From 0b5003dd7c485bceba81cf8ffa901f3646c2417d Mon Sep 17 00:00:00 2001
From: Stephane Chazelas <stephane.chazelas@gmail.com>
Date: Tue, 25 Feb 2014 15:55:04 +0000
Subject: [PATCH] align grep -Pw with grep -w

For the -w option, with -P, we used to look for the pattern surrounded by
word boundaries. That's different from what grep -w does and what the
documentation describes. Now align with grep -w and the documentation by
using PCRE look-behind and look-ahead operators to match the pattern if
it is not surrounded by word constituents.
* src/pcresearch.c (Pcompile): Use (?<!\w)(?:...)(?!\w) rather than
\b(?:...)\b.
* NEWS (Bug fixes): Mention it.
* tests/pcre-w: New file.
* tests/Makefile.am (TESTS): Add it.
This complements the fix for http://debbugs.gnu.org/16865
---
 NEWS              |  7 +++++++
 src/pcresearch.c  |  4 ++--
 tests/Makefile.am |  1 +
 tests/pcre-w      | 31 +++++++++++++++++++++++++++++++
 4 files changed, 41 insertions(+), 2 deletions(-)
 create mode 100755 tests/pcre-w

diff --git a/NEWS b/NEWS
index 49fe984..657f3d1 100644
--- a/NEWS
+++ b/NEWS
@@ -8,6 +8,13 @@ GNU grep NEWS                                    -*- outline -*-
   echo aa|grep -Pw '(.)\1' would fail to match, yet
   echo aa|grep -Pw '(.)\2' would match.

+  grep -Pw now works like grep -w in that the matched string has to be
+  preceded and followed by non-word components or the beginning and end
+  of the line (as opposed to word boundaries before).  Before, this
+  echo a@@a| grep -Pw @@ would match, yet this
+  echo a@@a| grep -w @@ would not.  Now, they both fail to match,
+  per the documentation on how grep's -w works.
+

 * Noteworthy changes in release 2.18 (2014-02-20) [stable]

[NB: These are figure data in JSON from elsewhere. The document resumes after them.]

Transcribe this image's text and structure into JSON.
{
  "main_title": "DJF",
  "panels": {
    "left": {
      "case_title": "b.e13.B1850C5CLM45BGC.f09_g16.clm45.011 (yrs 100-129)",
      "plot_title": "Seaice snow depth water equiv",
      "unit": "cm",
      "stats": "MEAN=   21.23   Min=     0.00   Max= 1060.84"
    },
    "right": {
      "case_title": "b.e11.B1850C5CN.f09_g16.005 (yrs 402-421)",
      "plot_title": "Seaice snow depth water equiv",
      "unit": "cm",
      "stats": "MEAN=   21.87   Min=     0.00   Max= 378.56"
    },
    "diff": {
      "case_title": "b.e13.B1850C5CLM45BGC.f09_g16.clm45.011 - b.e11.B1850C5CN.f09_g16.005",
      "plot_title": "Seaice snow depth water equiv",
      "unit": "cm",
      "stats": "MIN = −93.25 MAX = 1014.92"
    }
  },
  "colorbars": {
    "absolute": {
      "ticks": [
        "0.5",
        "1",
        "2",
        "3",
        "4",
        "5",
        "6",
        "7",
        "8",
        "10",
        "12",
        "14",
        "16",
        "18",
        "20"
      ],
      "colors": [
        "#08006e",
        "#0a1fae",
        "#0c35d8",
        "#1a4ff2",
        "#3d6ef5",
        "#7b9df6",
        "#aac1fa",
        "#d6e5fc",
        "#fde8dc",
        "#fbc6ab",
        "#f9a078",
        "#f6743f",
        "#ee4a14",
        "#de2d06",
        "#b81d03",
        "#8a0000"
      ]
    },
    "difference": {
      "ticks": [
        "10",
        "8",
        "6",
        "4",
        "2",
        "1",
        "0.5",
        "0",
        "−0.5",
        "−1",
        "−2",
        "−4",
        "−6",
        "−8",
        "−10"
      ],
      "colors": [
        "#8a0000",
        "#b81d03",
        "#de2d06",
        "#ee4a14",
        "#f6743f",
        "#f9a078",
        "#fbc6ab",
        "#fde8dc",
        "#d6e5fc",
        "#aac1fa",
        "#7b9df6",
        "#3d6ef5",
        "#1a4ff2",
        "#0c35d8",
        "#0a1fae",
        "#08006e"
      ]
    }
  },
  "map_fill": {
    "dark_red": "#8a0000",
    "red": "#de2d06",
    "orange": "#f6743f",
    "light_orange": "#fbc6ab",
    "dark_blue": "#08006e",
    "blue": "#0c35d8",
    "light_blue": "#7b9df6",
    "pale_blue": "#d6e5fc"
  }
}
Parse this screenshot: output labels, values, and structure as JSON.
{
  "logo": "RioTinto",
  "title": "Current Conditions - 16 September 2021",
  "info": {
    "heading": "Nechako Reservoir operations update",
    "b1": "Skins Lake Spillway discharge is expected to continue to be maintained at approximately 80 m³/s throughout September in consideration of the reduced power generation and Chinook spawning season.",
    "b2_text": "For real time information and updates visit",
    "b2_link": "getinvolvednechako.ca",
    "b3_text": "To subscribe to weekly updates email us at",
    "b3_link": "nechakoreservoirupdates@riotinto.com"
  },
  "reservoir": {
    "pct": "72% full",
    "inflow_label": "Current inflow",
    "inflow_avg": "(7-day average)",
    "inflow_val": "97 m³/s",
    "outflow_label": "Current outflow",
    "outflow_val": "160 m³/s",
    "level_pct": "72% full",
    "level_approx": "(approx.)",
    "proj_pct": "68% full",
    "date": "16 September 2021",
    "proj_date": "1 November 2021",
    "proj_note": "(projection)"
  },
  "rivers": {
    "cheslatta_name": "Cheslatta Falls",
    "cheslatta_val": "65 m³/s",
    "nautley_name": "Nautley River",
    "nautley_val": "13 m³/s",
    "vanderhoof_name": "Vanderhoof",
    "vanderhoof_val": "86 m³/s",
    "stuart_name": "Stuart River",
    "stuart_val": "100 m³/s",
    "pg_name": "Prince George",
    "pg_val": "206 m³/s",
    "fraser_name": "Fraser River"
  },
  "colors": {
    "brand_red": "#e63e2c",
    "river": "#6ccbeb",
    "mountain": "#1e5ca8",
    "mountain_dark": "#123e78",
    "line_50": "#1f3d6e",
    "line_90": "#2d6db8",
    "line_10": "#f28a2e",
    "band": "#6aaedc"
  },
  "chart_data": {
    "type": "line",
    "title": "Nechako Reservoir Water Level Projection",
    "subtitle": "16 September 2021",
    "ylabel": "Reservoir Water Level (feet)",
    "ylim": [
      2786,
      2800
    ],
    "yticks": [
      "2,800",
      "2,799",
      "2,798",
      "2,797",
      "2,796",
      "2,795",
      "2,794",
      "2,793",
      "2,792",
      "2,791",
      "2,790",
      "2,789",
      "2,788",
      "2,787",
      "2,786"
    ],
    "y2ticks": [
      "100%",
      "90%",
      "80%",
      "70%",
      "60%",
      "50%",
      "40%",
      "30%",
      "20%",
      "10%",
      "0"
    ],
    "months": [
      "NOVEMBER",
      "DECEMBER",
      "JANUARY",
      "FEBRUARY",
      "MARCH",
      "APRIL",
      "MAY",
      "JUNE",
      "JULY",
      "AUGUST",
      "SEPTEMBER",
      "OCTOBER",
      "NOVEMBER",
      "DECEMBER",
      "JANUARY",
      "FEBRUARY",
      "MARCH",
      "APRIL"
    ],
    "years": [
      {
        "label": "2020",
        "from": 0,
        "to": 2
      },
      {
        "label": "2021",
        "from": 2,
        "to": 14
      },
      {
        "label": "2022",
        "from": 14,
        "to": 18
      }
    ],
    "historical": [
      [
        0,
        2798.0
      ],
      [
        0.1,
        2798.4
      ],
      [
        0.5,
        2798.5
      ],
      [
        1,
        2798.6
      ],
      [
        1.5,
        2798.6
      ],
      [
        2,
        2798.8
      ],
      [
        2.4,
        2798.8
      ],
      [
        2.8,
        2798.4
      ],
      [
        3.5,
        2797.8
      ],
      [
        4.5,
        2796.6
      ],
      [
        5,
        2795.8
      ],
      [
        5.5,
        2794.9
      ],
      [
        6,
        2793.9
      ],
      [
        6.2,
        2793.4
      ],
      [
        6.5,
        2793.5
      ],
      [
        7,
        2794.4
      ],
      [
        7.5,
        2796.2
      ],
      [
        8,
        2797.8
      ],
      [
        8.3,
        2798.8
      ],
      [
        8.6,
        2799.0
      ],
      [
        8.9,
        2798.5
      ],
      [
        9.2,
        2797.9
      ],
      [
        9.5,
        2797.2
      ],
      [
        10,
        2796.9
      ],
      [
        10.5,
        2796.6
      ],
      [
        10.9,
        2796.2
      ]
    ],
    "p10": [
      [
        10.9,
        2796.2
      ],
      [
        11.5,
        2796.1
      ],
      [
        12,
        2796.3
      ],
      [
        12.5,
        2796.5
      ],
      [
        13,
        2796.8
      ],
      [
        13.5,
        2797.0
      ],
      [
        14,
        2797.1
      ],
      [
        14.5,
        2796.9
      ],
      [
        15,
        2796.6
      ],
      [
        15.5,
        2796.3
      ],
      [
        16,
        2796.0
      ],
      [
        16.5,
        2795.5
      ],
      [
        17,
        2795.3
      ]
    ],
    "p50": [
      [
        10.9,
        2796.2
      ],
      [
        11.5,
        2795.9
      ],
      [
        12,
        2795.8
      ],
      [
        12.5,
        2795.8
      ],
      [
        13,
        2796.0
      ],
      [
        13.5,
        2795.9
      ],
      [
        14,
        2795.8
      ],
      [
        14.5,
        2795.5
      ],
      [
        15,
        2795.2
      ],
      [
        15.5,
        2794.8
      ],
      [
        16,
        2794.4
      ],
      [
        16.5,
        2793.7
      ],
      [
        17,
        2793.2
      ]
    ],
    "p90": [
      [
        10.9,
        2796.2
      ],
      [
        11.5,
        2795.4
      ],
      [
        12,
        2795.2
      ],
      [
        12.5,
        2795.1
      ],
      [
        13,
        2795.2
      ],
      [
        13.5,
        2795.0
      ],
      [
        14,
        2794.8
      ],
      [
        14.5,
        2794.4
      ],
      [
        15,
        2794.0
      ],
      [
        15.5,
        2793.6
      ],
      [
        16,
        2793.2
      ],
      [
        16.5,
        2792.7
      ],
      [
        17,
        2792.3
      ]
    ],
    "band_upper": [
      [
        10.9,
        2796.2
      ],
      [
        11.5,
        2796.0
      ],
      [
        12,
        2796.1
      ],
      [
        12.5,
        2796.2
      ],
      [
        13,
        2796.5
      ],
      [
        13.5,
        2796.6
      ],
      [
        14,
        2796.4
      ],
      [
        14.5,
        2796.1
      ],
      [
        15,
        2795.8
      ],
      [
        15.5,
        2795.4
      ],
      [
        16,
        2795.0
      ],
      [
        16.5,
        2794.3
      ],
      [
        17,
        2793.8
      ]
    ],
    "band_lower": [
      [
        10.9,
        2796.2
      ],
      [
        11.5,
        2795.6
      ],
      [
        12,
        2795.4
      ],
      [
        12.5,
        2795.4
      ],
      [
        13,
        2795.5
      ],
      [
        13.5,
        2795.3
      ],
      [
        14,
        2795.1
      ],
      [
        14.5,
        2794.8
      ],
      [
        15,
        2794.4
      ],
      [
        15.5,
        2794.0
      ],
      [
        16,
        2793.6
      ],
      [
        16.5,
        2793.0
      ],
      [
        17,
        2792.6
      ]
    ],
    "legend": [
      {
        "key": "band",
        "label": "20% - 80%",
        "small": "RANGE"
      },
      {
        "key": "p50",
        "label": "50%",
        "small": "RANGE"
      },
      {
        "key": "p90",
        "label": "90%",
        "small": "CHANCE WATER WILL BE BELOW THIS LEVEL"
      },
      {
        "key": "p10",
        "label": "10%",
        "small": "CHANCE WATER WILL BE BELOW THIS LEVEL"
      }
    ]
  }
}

diff --git a/src/pcresearch.c b/src/pcresearch.c
index d4a20ff..319155f 100644
--- a/src/pcresearch.c
+++ b/src/pcresearch.c
@@ -77,7 +77,7 @@ Pcompile (char const *pattern, size_t size)
   if (match_lines)
     strcpy (n, "^(?:");
   if (match_words)
-    strcpy (n, "\\b(?:");
+    strcpy (n, "(?<!\\w)(?:");
   n += strlen (n);

   /* The PCRE interface doesn't allow NUL bytes in the pattern, so
@@ -103,7 +103,7 @@ Pcompile (char const *pattern, size_t size)
   n += patlim - p;
   *n = '\0';
   if (match_words)
-    strcpy (n, ")\\b");
+    strcpy (n, ")(?!\\w)");
   if (match_lines)
     strcpy (n, ")$");

diff --git a/tests/Makefile.am b/tests/Makefile.am
index ecbe0e6..742a580 100644
--- a/tests/Makefile.am
+++ b/tests/Makefile.am
@@ -83,6 +83,7 @@ TESTS =						\
   pcre-abort					\
   pcre-invalid-utf8-input			\
   pcre-utf8					\
+  pcre-w					\
   pcre-wx-backref				\
   pcre-z					\
   prefix-of-multibyte				\
diff --git a/tests/pcre-w b/tests/pcre-w
new file mode 100755
index 0000000..5040c5a
--- /dev/null
+++ b/tests/pcre-w
@@ -0,0 +1,31 @@
+#! /bin/sh
+# Before grep-2.19, grep -Pw %% would match %% enclosed in word boundaries
+#
+# Copyright (C) 2014 Free Software Foundation, Inc.
+#
+# Copying and distribution of this file, with or without modification,
+# are permitted in any medium without royalty provided the copyright
+# notice and this notice are preserved.
+
+. "${srcdir=.}/init.sh"; path_prepend_ ../src
+require_pcre_
+
+fail=0
+
+echo %aa% > in || framework_failure_
+grep -Pw aa in > out || fail=1
+compare out in || fail=1
+
+echo a%%a > in || framework_failure_
+grep -Pw %% in > out && fail=1
+compare /dev/null out || fail=1
+
+echo %%%% > in || framework_failure_
+grep -Pw %% in > out || fail=1
+compare out in || fail=1
+
+echo %% > in || framework_failure_
+grep -Pw %% in > out || fail=1
+compare out in || fail=1
+
+Exit $fail
-- 
1.9.0